하지만 이와 같은 방법은 단점이 있다.

결국 위와 같은 코드는

데이터베이스에

select
       cp1_0.community_post_id,
       cp1_0.title,
       w1_0.nick_name,
       cp1_0.created_at 
   from
       community_post cp1_0 
   join
       member w1_0 
           on w1_0.member_id=cp1_0.writer_id 
   where
       cp1_0.community_board_id=1
   order by
       cp1_0.community_post_id desc 
   limit
       50010,10;

이런 형태의 쿼리를 날리며

이 형태의 쿼리는

offset, limit 의 구조로
되어 있으므로

offset + limit 만큼의 레코드 수를 읽은 후 offset만큼의 개수를 버린다.

위 상황에서 select 절에 들어가는 칼럼들이
index 가 사용되지 않고 (즉 커버링 인덱스가 아니고)

이므로 논 클러스터링 인덱스의 단점인 2번의 인덱스 탐색을 수행하는 과정을 매

offset+limit 만큼 수행해야 한다.

모두 index 를 처리하면 클러스터링 인덱스를 통해서 offset 만큼 불필요하게 2번 조회하는 것을 방지할 수 있다.

아무튼 각설하고

따라서 불필요한 연산이 들어감에 틀림이 없다.

sql 실행 순서상

limit, order by 가 가장 마지막에 실행 되는 것이기 때문이다. 그렇기 때문에 다 읽어 들일 수 밖에 없다.

증명

이는 다양한 형태로 확인할 수 있다.
먼저 실험을 위해 대략 50000 건의 커뮤니티 게시글을 DB에 저장해두었다.

JMeter 를 사용한 실행 테스트

Page 가 0일 때 50명의 유저가 한 번에 조회!

page가 0일 때는 offset+limit 만큼의 게시글을 읽기 때문에

최종적으로 limit 만큼의 게시글을 읽는다.

따라서 Jmeter 를 이용하여 부하테스트를 가할 때 상대적으로 빠르다.

Page 가 5001 일 때 50명의 유저가 한 번에 조회!

마찬가지로 offset+ limit 만큼의 게시글을 읽기 때문에 50010+A 만큼의 게시글을 읽어 버린다.

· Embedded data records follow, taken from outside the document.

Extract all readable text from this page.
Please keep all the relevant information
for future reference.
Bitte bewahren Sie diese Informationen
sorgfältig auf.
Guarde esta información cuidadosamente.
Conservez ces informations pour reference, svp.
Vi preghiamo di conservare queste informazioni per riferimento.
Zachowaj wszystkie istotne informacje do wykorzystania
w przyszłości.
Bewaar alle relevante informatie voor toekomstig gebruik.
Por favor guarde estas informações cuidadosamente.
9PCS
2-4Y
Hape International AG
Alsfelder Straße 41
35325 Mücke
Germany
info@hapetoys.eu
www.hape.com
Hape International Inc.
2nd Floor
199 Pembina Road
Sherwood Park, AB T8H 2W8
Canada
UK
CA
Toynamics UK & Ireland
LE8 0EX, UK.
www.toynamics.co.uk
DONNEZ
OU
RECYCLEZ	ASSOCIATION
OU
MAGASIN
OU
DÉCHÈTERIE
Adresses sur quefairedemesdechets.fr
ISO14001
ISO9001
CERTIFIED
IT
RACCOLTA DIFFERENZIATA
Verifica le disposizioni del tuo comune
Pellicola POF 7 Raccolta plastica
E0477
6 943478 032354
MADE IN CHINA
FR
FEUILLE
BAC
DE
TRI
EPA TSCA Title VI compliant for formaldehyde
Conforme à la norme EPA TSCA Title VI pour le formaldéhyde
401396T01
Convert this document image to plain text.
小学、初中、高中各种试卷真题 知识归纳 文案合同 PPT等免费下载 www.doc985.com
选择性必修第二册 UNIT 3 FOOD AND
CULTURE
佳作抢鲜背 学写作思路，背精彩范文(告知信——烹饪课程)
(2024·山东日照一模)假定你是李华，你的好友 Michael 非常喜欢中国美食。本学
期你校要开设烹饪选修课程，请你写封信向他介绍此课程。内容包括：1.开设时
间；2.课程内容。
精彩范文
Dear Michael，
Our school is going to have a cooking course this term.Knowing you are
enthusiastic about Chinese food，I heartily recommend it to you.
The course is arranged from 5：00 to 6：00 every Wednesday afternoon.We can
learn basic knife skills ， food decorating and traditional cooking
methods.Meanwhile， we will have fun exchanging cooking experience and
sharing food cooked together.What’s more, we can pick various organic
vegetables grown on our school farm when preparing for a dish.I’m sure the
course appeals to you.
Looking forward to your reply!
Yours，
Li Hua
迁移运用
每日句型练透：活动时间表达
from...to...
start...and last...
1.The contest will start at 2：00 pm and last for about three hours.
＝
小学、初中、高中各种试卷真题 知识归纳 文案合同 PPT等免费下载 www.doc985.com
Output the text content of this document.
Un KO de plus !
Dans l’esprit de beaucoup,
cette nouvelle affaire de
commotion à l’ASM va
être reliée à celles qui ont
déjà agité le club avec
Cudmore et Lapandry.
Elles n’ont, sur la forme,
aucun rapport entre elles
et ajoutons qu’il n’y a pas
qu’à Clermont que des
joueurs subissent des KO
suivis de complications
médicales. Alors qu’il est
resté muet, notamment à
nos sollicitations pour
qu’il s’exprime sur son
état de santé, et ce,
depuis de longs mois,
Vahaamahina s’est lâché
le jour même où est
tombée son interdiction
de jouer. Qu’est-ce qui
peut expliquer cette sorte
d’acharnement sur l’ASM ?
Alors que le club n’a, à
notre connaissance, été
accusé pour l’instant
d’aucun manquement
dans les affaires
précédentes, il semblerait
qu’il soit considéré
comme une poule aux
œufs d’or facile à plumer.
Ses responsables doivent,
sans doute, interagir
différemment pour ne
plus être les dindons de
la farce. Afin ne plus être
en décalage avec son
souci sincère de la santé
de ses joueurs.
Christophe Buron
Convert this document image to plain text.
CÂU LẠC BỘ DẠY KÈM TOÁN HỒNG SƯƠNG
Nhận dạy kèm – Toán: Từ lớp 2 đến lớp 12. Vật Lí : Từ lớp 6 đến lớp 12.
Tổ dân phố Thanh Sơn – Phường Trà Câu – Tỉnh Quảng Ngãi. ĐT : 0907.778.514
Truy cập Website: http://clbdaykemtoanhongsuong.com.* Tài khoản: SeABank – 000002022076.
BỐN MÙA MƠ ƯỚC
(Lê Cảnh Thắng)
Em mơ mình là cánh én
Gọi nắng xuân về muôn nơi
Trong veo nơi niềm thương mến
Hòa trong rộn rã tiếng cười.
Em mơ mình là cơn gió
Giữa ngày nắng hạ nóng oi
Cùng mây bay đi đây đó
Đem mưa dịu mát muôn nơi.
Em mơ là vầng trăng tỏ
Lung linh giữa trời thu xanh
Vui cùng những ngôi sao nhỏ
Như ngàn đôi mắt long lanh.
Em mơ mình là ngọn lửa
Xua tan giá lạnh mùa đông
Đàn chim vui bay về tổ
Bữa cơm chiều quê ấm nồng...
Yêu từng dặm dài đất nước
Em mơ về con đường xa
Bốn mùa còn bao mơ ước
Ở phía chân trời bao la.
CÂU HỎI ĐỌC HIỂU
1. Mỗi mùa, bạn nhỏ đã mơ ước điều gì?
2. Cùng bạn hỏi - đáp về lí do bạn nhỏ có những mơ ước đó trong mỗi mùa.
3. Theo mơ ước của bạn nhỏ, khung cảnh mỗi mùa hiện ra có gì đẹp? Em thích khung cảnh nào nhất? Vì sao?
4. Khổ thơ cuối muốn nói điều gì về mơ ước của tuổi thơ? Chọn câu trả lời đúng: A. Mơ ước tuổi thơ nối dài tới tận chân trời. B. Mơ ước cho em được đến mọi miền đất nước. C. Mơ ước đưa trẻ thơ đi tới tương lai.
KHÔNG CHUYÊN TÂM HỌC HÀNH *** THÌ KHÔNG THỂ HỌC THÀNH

따라서 Jmeter 를 이용하여 부하 테스트를 가할 때 상대적으로 느리다.

mysql explain anlyze

explain analyze select
        cp1_0.community_post_id,
        cp1_0.title,
        w1_0.nick_name,
        cp1_0.created_at 
    from
        community_post cp1_0 
    join
        member w1_0 
            on w1_0.member_id=cp1_0.writer_id 
    where
        cp1_0.community_board_id=1
    order by
        cp1_0.community_post_id desc 
	limit 10
	offset 50010;

explain analyze  select
        cp1_0.community_post_id,
        cp1_0.title,
        w1_0.nick_name,
        cp1_0.created_at 
    from
        community_post cp1_0 
    join
        member w1_0 
            on w1_0.member_id=cp1_0.writer_id 
    where
        cp1_0.community_board_id=1
    order by
        cp1_0.community_post_id desc 
	limit 0,10;

두 쿼리를 비교한다.

offset이 50010 일 때

-> Limit/Offset: 10/50010 row(s) 
(cost=11518 rows=0) (actual time=168..168 rows=9 loops=1)
     -> Nested loop inner join  (cost=11518 rows=24900) 
     (actual time=0.189..166 rows=50019 loops=1)
         -> Filter: (cp1_0.writer_id is not null)  (cost=2803 ro...

offset이 0일 때

-> Limit: 10 row(s)  
(cost=11518 rows=10) (actual time=0.0891..0.0995 rows=10 loops=1)
     -> Nested loop inner join  (cost=11518 rows=24900) 
     (actual time=0.0884..0.0983 rows=10 loops=1)
         -> Filter: (cp1_0.writer_id is not null)  (cost=2803 rows=2...

이로써 page 의 개수가 커지면 커질 수록
내가 구현한 무한 스크롤의 성능이 나빠진다는 것을 확인할 수 있었다.

참고 explain 키워드

explain 키워드는 위 모두 아래와 같이 동일한 결과를 가진다.

개선

따라서 offset 을 사용하면
페이지의 개수가 커지면 커질 수록 성능이 나빠진다는 것을 파악했다.

이를 해결하기 위해 위와 같이 정렬 기준이 최신순으로 고정되어 있는 경우에 적합한 방법이 있다.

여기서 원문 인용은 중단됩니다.